Abstract

Introduction. This article aims to present the rules concerning the protection and ownership of the results of scientific research and development works and related know-how, including those jointly generated in multicentre research projects. Material and methods. The analysis focuses on the identification of types of medical research results and the possibility of protecting them under intellectual property law, including copyright, patent and unfair competition law. It also con­siders regulations providing provisions on the ownership and commercialisation of R&D results acquired under research programmes, projects and sponsored research, including clinical trials.
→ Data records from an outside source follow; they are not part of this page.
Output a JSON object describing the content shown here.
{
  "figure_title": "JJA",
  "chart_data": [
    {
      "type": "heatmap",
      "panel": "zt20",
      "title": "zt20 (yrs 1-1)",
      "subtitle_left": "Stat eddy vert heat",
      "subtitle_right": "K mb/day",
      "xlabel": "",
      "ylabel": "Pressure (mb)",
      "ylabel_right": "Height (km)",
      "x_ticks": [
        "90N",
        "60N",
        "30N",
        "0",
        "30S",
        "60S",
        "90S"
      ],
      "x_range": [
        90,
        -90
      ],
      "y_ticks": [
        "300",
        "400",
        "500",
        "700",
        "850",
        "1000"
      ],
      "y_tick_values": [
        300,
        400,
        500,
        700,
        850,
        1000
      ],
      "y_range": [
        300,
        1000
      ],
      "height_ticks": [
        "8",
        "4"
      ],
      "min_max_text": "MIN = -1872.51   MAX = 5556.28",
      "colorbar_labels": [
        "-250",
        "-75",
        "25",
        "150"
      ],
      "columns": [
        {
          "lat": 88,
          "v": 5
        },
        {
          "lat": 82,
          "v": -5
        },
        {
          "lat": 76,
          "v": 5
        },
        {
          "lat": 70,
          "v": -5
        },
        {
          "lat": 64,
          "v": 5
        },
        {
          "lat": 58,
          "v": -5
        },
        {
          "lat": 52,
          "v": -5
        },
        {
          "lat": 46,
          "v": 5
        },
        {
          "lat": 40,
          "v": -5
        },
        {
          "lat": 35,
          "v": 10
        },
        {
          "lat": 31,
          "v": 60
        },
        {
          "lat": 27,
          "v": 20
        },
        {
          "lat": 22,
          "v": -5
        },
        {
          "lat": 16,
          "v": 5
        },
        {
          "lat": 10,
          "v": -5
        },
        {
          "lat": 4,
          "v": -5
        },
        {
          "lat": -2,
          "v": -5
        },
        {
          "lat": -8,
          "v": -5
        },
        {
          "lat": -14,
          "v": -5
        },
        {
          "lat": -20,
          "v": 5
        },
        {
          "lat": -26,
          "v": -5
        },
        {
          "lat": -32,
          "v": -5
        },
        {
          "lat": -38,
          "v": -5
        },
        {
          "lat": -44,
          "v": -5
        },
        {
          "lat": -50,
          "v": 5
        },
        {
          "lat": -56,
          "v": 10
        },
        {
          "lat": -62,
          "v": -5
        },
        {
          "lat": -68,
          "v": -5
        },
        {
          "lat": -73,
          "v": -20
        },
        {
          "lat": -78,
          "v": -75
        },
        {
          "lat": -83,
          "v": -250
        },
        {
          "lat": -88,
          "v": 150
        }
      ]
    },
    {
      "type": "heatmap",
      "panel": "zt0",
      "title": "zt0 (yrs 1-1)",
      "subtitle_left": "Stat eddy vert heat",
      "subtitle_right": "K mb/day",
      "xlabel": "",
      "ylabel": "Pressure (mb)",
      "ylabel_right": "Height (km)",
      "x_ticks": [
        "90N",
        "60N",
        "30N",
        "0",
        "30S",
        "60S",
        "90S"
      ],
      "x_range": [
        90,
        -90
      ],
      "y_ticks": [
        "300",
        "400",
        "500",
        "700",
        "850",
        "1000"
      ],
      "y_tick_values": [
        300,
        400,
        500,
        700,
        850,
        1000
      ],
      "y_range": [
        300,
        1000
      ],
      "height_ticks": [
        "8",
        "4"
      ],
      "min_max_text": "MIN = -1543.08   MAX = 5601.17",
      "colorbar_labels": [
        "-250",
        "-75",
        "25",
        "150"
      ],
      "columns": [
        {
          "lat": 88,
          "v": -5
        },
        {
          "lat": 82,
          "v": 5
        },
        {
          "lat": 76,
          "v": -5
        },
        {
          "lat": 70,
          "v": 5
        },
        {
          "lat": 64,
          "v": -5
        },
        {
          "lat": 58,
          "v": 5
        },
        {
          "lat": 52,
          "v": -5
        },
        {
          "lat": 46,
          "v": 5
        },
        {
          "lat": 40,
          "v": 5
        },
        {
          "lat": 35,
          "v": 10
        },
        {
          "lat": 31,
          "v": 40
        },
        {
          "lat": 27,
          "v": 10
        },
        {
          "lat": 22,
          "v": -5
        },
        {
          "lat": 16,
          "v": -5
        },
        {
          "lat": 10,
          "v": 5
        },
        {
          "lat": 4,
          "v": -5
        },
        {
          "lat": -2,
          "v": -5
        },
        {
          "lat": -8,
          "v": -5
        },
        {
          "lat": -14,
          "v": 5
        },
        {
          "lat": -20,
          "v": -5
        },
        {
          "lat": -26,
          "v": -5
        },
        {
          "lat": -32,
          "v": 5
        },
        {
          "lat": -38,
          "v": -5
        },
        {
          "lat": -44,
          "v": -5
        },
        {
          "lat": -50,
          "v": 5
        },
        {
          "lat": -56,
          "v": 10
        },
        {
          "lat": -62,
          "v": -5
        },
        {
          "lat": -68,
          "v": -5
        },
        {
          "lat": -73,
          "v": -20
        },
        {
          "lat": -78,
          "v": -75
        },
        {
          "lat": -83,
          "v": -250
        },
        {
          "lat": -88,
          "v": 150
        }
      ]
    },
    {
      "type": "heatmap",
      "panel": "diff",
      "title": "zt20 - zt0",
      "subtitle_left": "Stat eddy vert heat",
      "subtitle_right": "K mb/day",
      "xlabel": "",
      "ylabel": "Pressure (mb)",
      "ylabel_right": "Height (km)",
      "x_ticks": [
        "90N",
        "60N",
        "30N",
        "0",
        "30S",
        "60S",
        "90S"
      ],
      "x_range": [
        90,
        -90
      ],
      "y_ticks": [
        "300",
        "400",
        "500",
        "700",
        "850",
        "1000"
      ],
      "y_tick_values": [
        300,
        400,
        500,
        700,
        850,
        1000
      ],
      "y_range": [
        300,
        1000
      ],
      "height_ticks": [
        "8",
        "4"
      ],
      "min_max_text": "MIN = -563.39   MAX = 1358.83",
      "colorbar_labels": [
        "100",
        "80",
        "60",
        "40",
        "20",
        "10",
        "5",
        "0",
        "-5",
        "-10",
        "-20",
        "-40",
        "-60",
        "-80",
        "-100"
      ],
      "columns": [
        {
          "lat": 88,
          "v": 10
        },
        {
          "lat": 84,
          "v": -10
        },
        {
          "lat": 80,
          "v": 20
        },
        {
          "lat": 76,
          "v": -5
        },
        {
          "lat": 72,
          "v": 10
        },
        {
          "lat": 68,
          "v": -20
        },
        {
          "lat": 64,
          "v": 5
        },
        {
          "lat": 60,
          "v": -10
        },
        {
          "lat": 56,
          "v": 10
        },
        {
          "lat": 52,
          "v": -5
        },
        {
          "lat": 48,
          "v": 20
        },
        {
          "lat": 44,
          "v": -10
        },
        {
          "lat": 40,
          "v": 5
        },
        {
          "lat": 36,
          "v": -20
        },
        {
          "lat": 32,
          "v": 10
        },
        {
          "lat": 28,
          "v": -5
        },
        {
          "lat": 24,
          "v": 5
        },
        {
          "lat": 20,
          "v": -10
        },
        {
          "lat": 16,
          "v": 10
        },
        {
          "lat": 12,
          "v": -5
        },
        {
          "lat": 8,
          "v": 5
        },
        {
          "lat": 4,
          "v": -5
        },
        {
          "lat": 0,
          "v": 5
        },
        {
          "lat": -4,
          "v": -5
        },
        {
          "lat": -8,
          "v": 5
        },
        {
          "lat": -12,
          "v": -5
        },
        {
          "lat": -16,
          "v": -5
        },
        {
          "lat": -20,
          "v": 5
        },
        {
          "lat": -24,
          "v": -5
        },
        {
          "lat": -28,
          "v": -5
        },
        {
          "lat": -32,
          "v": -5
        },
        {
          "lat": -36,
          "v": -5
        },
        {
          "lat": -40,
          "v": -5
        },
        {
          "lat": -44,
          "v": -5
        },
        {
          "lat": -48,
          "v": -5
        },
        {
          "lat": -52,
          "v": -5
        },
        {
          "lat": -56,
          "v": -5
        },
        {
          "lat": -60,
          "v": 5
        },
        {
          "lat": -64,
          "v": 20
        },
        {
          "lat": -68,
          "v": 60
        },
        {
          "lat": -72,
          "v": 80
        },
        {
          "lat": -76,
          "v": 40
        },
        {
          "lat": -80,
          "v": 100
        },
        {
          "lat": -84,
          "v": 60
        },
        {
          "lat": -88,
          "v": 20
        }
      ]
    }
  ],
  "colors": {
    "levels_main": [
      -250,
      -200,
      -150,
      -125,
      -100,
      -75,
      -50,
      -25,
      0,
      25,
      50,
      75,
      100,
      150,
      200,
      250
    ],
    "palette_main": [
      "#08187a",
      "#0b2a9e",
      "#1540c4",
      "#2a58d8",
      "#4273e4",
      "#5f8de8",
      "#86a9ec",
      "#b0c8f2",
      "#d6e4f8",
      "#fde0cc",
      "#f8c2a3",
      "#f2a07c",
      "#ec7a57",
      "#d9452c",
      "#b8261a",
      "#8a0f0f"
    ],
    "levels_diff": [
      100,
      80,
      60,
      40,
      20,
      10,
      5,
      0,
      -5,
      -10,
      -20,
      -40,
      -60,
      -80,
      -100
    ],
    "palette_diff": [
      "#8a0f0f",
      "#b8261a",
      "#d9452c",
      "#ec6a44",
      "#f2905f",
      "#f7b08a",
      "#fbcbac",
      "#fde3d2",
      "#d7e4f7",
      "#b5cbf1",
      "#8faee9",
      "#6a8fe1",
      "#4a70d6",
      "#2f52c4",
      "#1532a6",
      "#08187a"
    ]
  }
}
Results. The lack of protection of research results as such by intellectual property rights, the different nature of those results, as well as potential conflicts of interests that arise from the exploitation of data which has both scientific and market value, may in practice cause problems in regard to who is entitled to them and what are the rules for their use and publication. Situations of conflict may arise at the interface between the interests of the different actors involved in conducting and financing research (researchers, research centres, sponsors). Conclusion. Effective management of research and development results requires identification of the appropriate regime (statutory, project or contractual) under which they were obtained and are going to be exploited. Although the rules in force for the acquisition of rights can only be modified contractually to a certain extent, it is strongly recommended to supplement them with detailed contractual provisions specifying the rules for the co-ownership of results, the rights and obligations of the entities involved in the research, as well as ensuring confidentiality and restrictions on their disclosure with and/or without the consent of co-authors and sponsors financing research.